Craft & Design Music

Last year, artist Kyle McDonald was trying to figure out ways to get high-frequency analog signals out of his computer, and noticed that nice VGA connector on the side of the computer. As an experiment, he built a custom cable to break the R, G, and B lines out of a cable, and hooked up the R and G lines to a stereo. He then wrote some custom software to translate audio signals into video frames, and played back the video to hear the sound. Surprisingly, this more or less worked, however the horizonal and vertical sync rates proved to be problematic.

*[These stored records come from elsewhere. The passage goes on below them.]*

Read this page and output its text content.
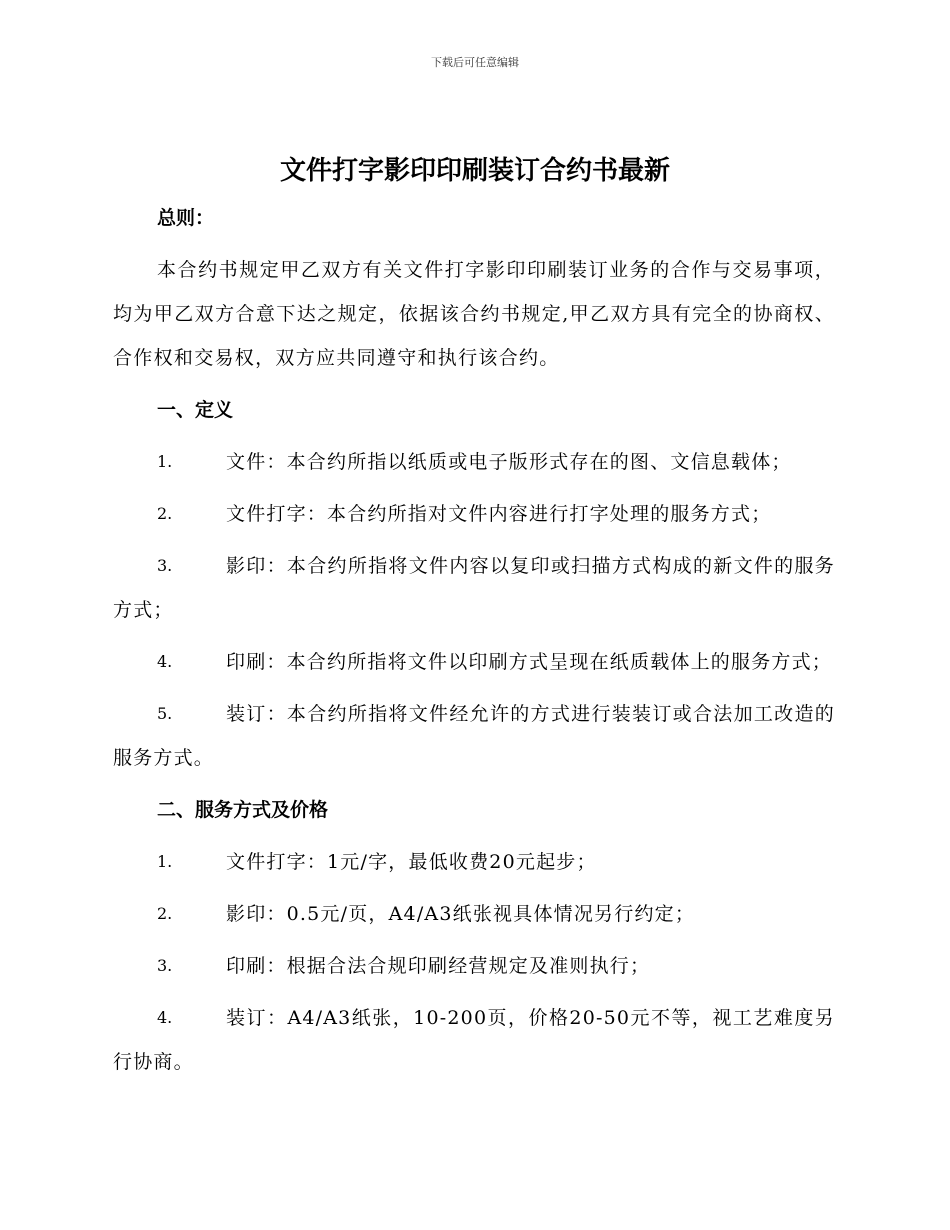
下载后可任意编辑
文件打字影印印刷装订合约书最新
总则：
本合约书规定甲乙双方有关文件打字影印印刷装订业务的合作与交易事项，均为甲乙双方合意下达之规定，依据该合约书规定,甲乙双方具有完全的协商权、合作权和交易权，双方应共同遵守和执行该合约。
一、定义
1.	文件：本合约所指以纸质或电子版形式存在的图、文信息载体；
2.	文件打字：本合约所指对文件内容进行打字处理的服务方式；
3.	影印：本合约所指将文件内容以复印或扫描方式构成的新文件的服务方式；
4.	印刷：本合约所指将文件以印刷方式呈现在纸质载体上的服务方式；
5.	装订：本合约所指将文件经允许的方式进行装装订或合法加工改造的服务方式。
二、服务方式及价格
1.	文件打字：1元/字，最低收费20元起步；
2.	影印：0.5元/页，A4/A3纸张视具体情况另行约定；
3.	印刷：根据合法合规印刷经营规定及准则执行；
4.	装订：A4/A3纸张，10-200页，价格20-50元不等，视工艺难度另行协商。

I made an adapter for outputting audio via your video card. VGA has three analog color wires, and each has its own ground/return. If you connect a 75 ohm resistor across one of them (generally green), the computer recognizes your “external monitor”, and you’re free to use Red/Red-return and Blue/Blue-return for audio.

Unfortunately, while video can handle a DC bias (e.g.: white screens), about 28% of the signal is dedicated to the horizontal and vertical sync (at 800 x 600) — which is at ground. This means that if you scale audio from -1/+1 to 0-255 color intensity, you will get annoying hums at your refresh rate and horizontal sync rate. Instead, I just chopped off the bottom half of the audio signal.

Two apps are demoed: one for generating tones using ASCII values from the keyboard, and one for rendering a stereo audio file (the amen break) to Red/Blue components at 60 fps.